Santrich was born in 1966 in Toluviejo, a town in the Caribbean Sucre province.
At age 16 he entered the Atlantico University in Barranquilla to study law. He graduated and continued studying Social Sciences, Education and History. While in university, Santrich joined the Communist Youth movement.
After leaving university, Santrich briefly became the ombudsman of the Coloso municipality.
He joined the FARC in 1988 amid a far-right extermination campaign of members of the leftist Patriotic Union party that cost the lives of thousands of activists and political leaders.
Santrich became one of the ideologues of the FARC’s 19th Front, which was active in the Caribbean region, and became a leading voice with the guerrillas’ “Voice of the Resistance” radio station.
While part of the Caribbean Bloc, the guerrilla leader became the right-hand man of Bloc commander “Ivan Marquez,” another former politician who took up arms in the 1980s.
Over the years, Santrich’ vision worsened because of a genetic illness. Over the past few years he has been wearing sunglasses and has said to be almost blind.
Santrich was one of the first members of the FARC’s peace delegation and was present at the formal beginning of talks in Norway in 2012.
After the talks ended and a peace deal was agreed with the administration of President Juan Manuel Santos, the former guerrilla leader took part in the three-party verification commission.
Santrich was the FARC’s delegate in this commission and in charge of monitoring alleged violations of the 2016 peace deal with the government and the United Nations.
As part of the agreement, the FARC was granted 10 seats in Congress for a period of two terms.
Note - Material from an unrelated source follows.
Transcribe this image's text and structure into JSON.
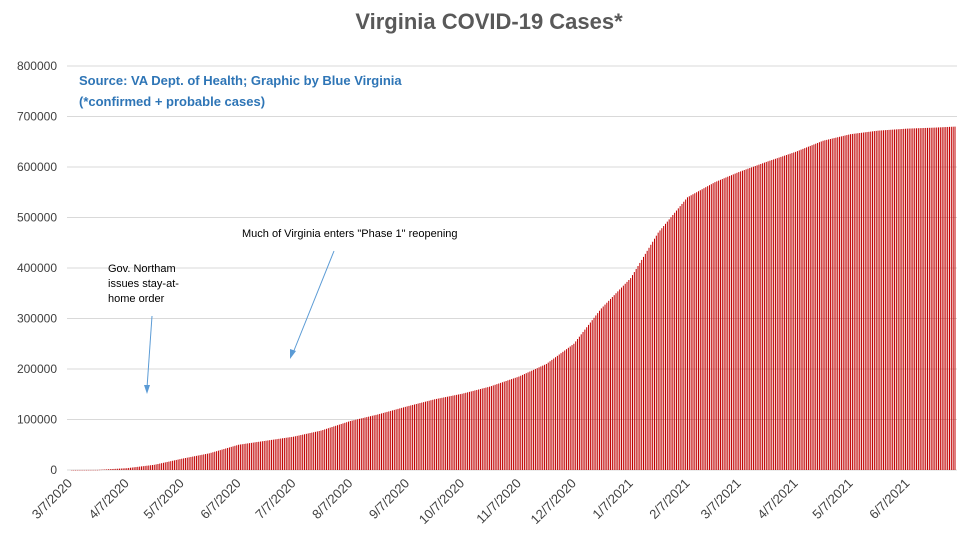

The former guerrilla leader was appointed the leader of the Marxists’ faction in the House of Representatives after the group laid down its weapons in August 2017.
Santrich was arrested in April 2018 after a surprising US extradition request on an unsubstantiated drug trafficking charge. The US Department of Justice claimed the FARC leader took part in a conspiracy to send cocaine to the United States after the peace deal.
Colombia’s war crimes tribunal ruled in May 2019 there was no evidence to extradite the FARC leader and the Supreme Court ordered Santrich’s immediate release while investigating the drug trafficking claim.